Betrachtet man die Alpen heute, dann kann man nur erahnen, welche gigantischen Kräfte bei der Kollision der Kontinentalplatten gewirkt haben müssen, bei der das Gebirge gefaltet wurde. Man stelle sich einen Bulldozer vor, der im Stande ist, den Säntis zu verschieben. Was vor der Kollision nebeneinander lag, befand sich schliesslich übereinander, oft mehrfach verfaltet.
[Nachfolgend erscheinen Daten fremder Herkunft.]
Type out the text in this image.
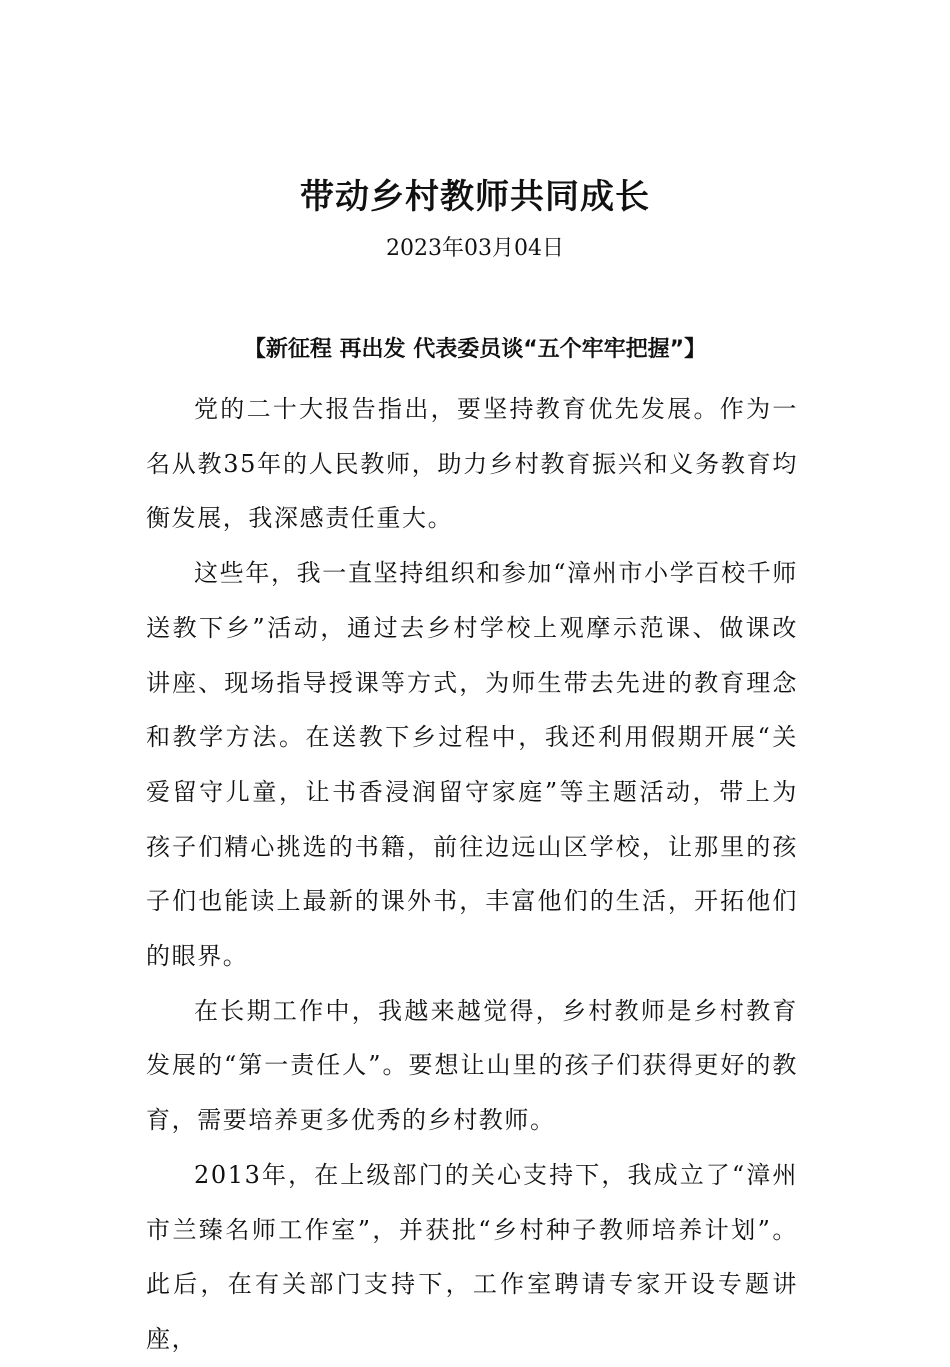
带动乡村教师共同成长
2023年03月04日
【新征程 再出发 代表委员谈“五个牢牢把握”】

党的二十大报告指出，要坚持教育优先发展。作为一名从教35年的人民教师，助力乡村教育振兴和义务教育均衡发展，我深感责任重大。

这些年，我一直坚持组织和参加“漳州市小学百校千师送教下乡”活动，通过去乡村学校上观摩示范课、做课改讲座、现场指导授课等方式，为师生带去先进的教育理念和教学方法。在送教下乡过程中，我还利用假期开展“关爱留守儿童，让书香浸润留守家庭”等主题活动，带上为孩子们精心挑选的书籍，前往边远山区学校，让那里的孩子们也能读上最新的课外书，丰富他们的生活，开拓他们的眼界。

在长期工作中，我越来越觉得，乡村教师是乡村教育发展的“第一责任人”。要想让山里的孩子们获得更好的教育，需要培养更多优秀的乡村教师。

2013年，在上级部门的关心支持下，我成立了“漳州市兰臻名师工作室”，并获批“乡村种子教师培养计划”。此后，在有关部门支持下，工作室聘请专家开设专题讲座，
Durch das Abtauchen der europäischen Platte unter die adriatische Platte wurden die Sedimentbedeckungen fast durchgehend von ihren meist granitischen Sockeln abgeschält und lagerten sich deckenartig aufeinander.

Der Valser Stein ist fertig gebacken

Eine dieser Decken, die Adula-Decke, enthielt die künftigen Valser Steine. Sie geriet im weiteren Verlauf der Kollision in grosse Tiefen und damit unter sehr hohen Druck. Die Augengneise wurden weiter ausgewalkt und erhielten dadurch ihre einzigartige lineare Textur. Die Gesteine wandelten sich zu Eklogiten, das heisst zu granatführenden Gesteinen mit grünlich-bläulicher Grundmasse. Mit dieser alpinen Umwandlung, bei der ein Druck von bis zu 14 Kilobar und eine Temperatur von gut 500 Grad Celsius erreicht wurden, war der Valser Stein nun endlich «fertig gebacken» und kam zur Welt, als die Adula-Decke dann relativ rasch an die Oberfläche gehoben wurde.

Ein mit Valser Quarzit belegtes Dach in Vals. Bild in Lightbox öffnen.

Bildlegende: Seit Jahrhunderten abgebaut: Anfänglich wurde Valser Quarzit als Bodenbelag und Material für Dächer verwendet – heute ist das Bauvorschrift in Vals. SRF

Das Gestein, das sich aus diesem Vorgang ergeben hat, der Granatstein, kann man in Vals heute in den Bächen als Bachkiesel finden, erkennbar am hohen spezifischen Gewicht, der grünblauen Grundfarbe und den roten Granatkörnern. Der Augengneis wiederum zieht von Vals hinauf zum Zervreilasee, wo er auf grossen, in der Eiszeit vom Gletscher glatt geschliffenen Flächen zu sehen ist.